When the New York Giants left the Polo Grounds and moved to San Francisco for the 1958 season, they played their first two season on the West Coast in Seal Stadium. In 1960, they moved to brand new Candlestick Park, where they would play their home games for the next 40 seasons before moving into AT&T Park in 2000.
![A colored aerial view of a stadium](https://deadballbaseball.com/wp-content/uploads/2021/05/img020.jpg)
Because of its location south of downtown San Francisco on Candlestick Point (hence the name), the ballpark was notorious for damp, chilly weather coming off the San Francisco Bay, even during the height of the summer baseball season.
![Baseball players and viewers](https://deadballbaseball.com/wp-content/uploads/2021/05/img019-copy.jpg)
When the corporate naming boom swept through baseball ballparks in the 1990s, San Francisco renamed the ballpark 3Com Park (3Com Corporation was a digital electronics manufacturer) – a low point in the naming of baseball ballparks.
![Monster Park entrance](https://deadballbaseball.com/wp-content/uploads/2021/05/img021-copy.jpg)
San Francisco outdid itself several years later when the city sold the naming rights to Monster Cable (a electronics cable manufacturer) and the ballpark was renamed Monster Park. Thankfully for baseball, the Giants already had moved to their new home, thus spearing baseball fans the indignity of buying tickets to a venue more aptly named for truck shows and demolition derbies.
![A fence of the Monster Park](https://deadballbaseball.com/wp-content/uploads/2021/05/IMG_9304-copy.jpg)
“The Stick,” as it is affectionately known, was converted into a multi-use facility in 1971 to house the National Football League San Francisco 49ers.
![Monster Park stadium](https://deadballbaseball.com/wp-content/uploads/2021/05/IMG_9292-copy.jpg)
Candlestick Park was home to the 1961 and 1984 All Star Games. The ballpark also hosted the 1962 and 1989 World Series.
![Monster Park stadium at night](https://deadballbaseball.com/wp-content/uploads/2021/05/img023-copy.jpg)
A night game at the Stick almost certainly brought out the outerwear.
![Monster Park stadium from the outside](https://deadballbaseball.com/wp-content/uploads/2021/05/img024-copy.jpg)

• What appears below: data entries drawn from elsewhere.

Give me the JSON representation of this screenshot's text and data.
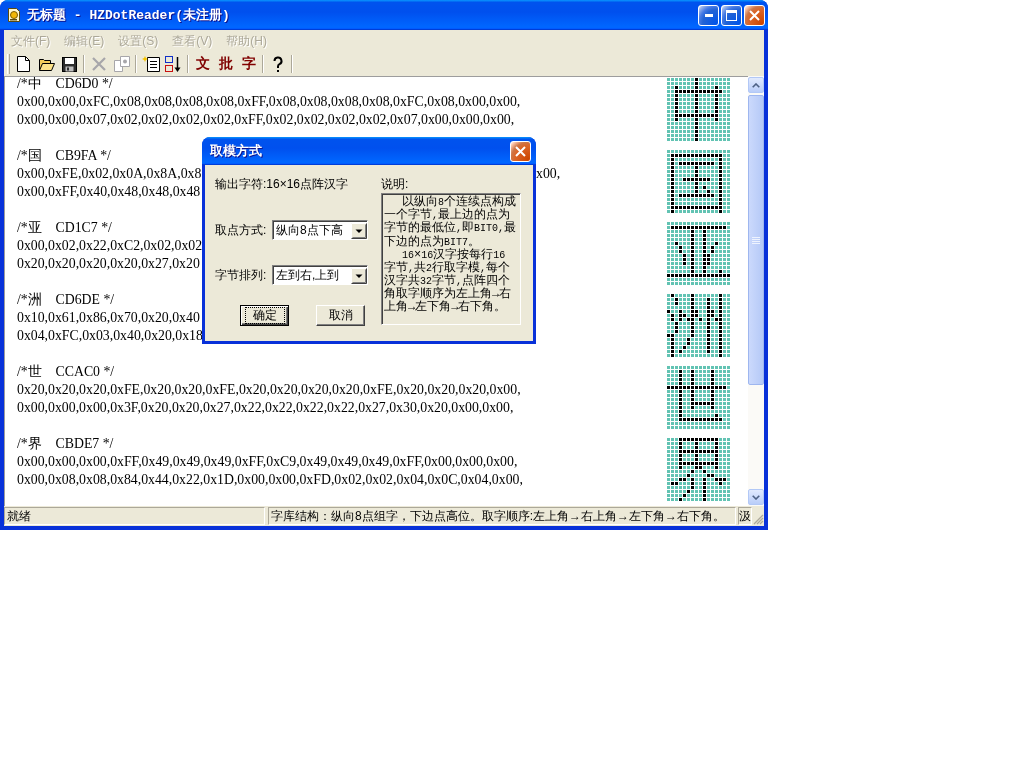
{
  "window": {
    "title": "无标题 - HZDotReader(未注册)"
  },
  "menu": [
    {
      "label": "文件(F)",
      "disabled": true
    },
    {
      "label": "编辑(E)",
      "disabled": true
    },
    {
      "label": "设置(S)",
      "disabled": true
    },
    {
      "label": "查看(V)",
      "disabled": true
    },
    {
      "label": "帮助(H)",
      "disabled": true
    }
  ],
  "toolbar": [
    [
      {
        "kind": "new-file",
        "disabled": false
      },
      {
        "kind": "open",
        "disabled": false
      },
      {
        "kind": "save",
        "disabled": false
      }
    ],
    [
      {
        "kind": "cross",
        "disabled": true
      },
      {
        "kind": "pages",
        "disabled": true
      }
    ],
    [
      {
        "kind": "notepad",
        "disabled": false
      },
      {
        "kind": "sort",
        "disabled": false
      }
    ],
    [
      {
        "kind": "text",
        "label": "文",
        "disabled": false
      },
      {
        "kind": "text",
        "label": "批",
        "disabled": false
      },
      {
        "kind": "text",
        "label": "字",
        "disabled": false
      }
    ],
    [
      {
        "kind": "help",
        "disabled": false
      }
    ]
  ],
  "entries": [
    {
      "header": "/*中    CD6D0 */",
      "lines": [
        {
          "text": "0x00,0x00,0xFC,0x08,0x08,0x08,0x08,0xFF,0x08,0x08,0x08,0x08,0xFC,0x08,0x00,0x00,"
        },
        {
          "text": "0x00,0x00,0x07,0x02,0x02,0x02,0x02,0xFF,0x02,0x02,0x02,0x02,0x07,0x00,0x00,0x00,"
        }
      ]
    },
    {
      "header": "/*国    CB9FA */",
      "lines": [
        {
          "text": "0x00,0xFE,0x02,0x0A,0x8A,0x8",
          "tail": "x00,"
        },
        {
          "text": "0x00,0xFF,0x40,0x48,0x48,0x48"
        }
      ]
    },
    {
      "header": "/*亚    CD1C7 */",
      "lines": [
        {
          "text": "0x00,0x02,0x22,0xC2,0x02,0x02"
        },
        {
          "text": "0x20,0x20,0x20,0x20,0x27,0x20"
        }
      ]
    },
    {
      "header": "/*洲    CD6DE */",
      "lines": [
        {
          "text": "0x10,0x61,0x86,0x70,0x20,0x40"
        },
        {
          "text": "0x04,0xFC,0x03,0x40,0x20,0x18"
        }
      ]
    },
    {
      "header": "/*世    CCAC0 */",
      "lines": [
        {
          "text": "0x20,0x20,0x20,0xFE,0x20,0x20,0xFE,0x20,0x20,0x20,0x20,0xFE,0x20,0x20,0x20,0x00,"
        },
        {
          "text": "0x00,0x00,0x00,0x3F,0x20,0x20,0x27,0x22,0x22,0x22,0x22,0x27,0x30,0x20,0x00,0x00,"
        }
      ]
    },
    {
      "header": "/*界    CBDE7 */",
      "lines": [
        {
          "text": "0x00,0x00,0x00,0xFF,0x49,0x49,0x49,0xFF,0xC9,0x49,0x49,0x49,0xFF,0x00,0x00,0x00,"
        },
        {
          "text": "0x00,0x08,0x08,0x84,0x44,0x22,0x1D,0x00,0x00,0xFD,0x02,0x02,0x04,0x0C,0x04,0x00,"
        }
      ]
    }
  ],
  "dialog": {
    "title": "取模方式",
    "output_label": "输出字符:16×16点阵汉字",
    "note_label": "说明:",
    "note": [
      "以纵向8个连续点构成一个字节,最上边的点为字节的最低位,即BIT0,最下边的点为BIT7。",
      "16×16汉字按每行16字节,共2行取字模,每个汉字共32字节,点阵四个角取字顺序为左上角→右上角→左下角→右下角。"
    ],
    "fields": [
      {
        "label": "取点方式:",
        "value": "纵向8点下高"
      },
      {
        "label": "字节排列:",
        "value": "左到右,上到"
      }
    ],
    "buttons": [
      {
        "label": "确定",
        "default": true
      },
      {
        "label": "取消",
        "default": false
      }
    ]
  },
  "status_bar": [
    "就绪",
    "字库结构：纵向8点组字，下边点高位。取字顺序:左上角→右上角→左下角→右下角。",
    "汲"
  ]
}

It looks as if 2013 will be the last season in which Candlestick Park hosts professional sporting events.
![Monster Park stadium entrance and building](https://deadballbaseball.com/wp-content/uploads/2021/05/IMG_9290-copy-1.jpg)
A new home for the San Francisco 49ers is under construction in Santa Clara, California.

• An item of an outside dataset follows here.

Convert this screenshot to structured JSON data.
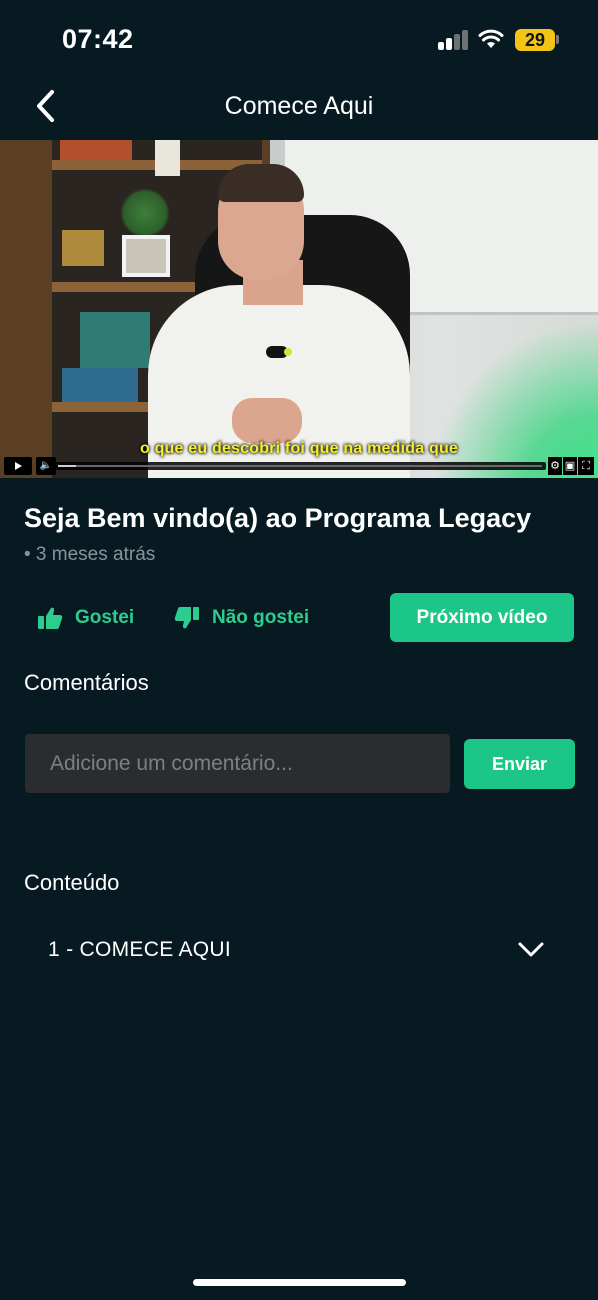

![Monster Park stadium signage](https://deadballbaseball.com/wp-content/uploads/2021/05/IMG_9300-copy.jpg)
Current plans are to demolish Candlestick Park in 2014. While there has been talk of the Giants playing one last baseball game at Candlestick Park, it will have to happen in the coming 2013 season.

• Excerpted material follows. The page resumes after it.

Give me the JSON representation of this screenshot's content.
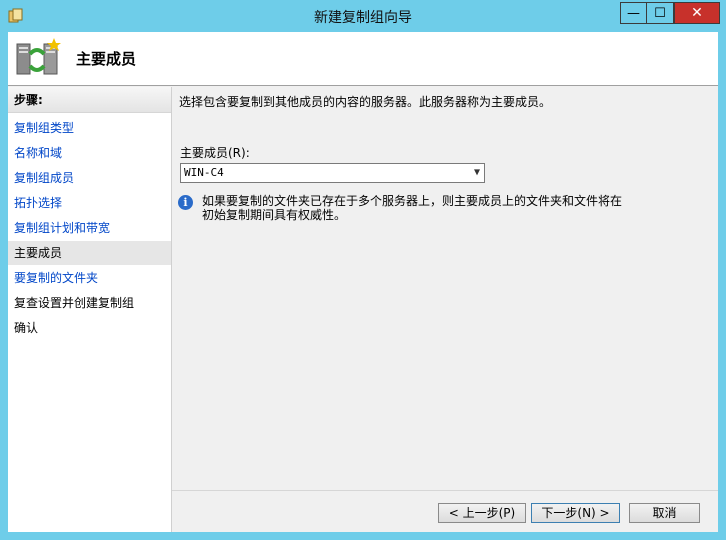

![Monster Park stadium from atop a hill](https://deadballbaseball.com/wp-content/uploads/2021/05/IMG_9301-copy.jpg)
Candlestick Park soon will be a lost ballpark, joining Seal Stadium as another vanished baseball memory. Fans of the Giants and the 49ers should begin now to find something, anything of Candlestick that developers might allow to remain on the site once the ballpark is gone. Perhaps the Gate A sign or the ticket booths behind the gate can be saved.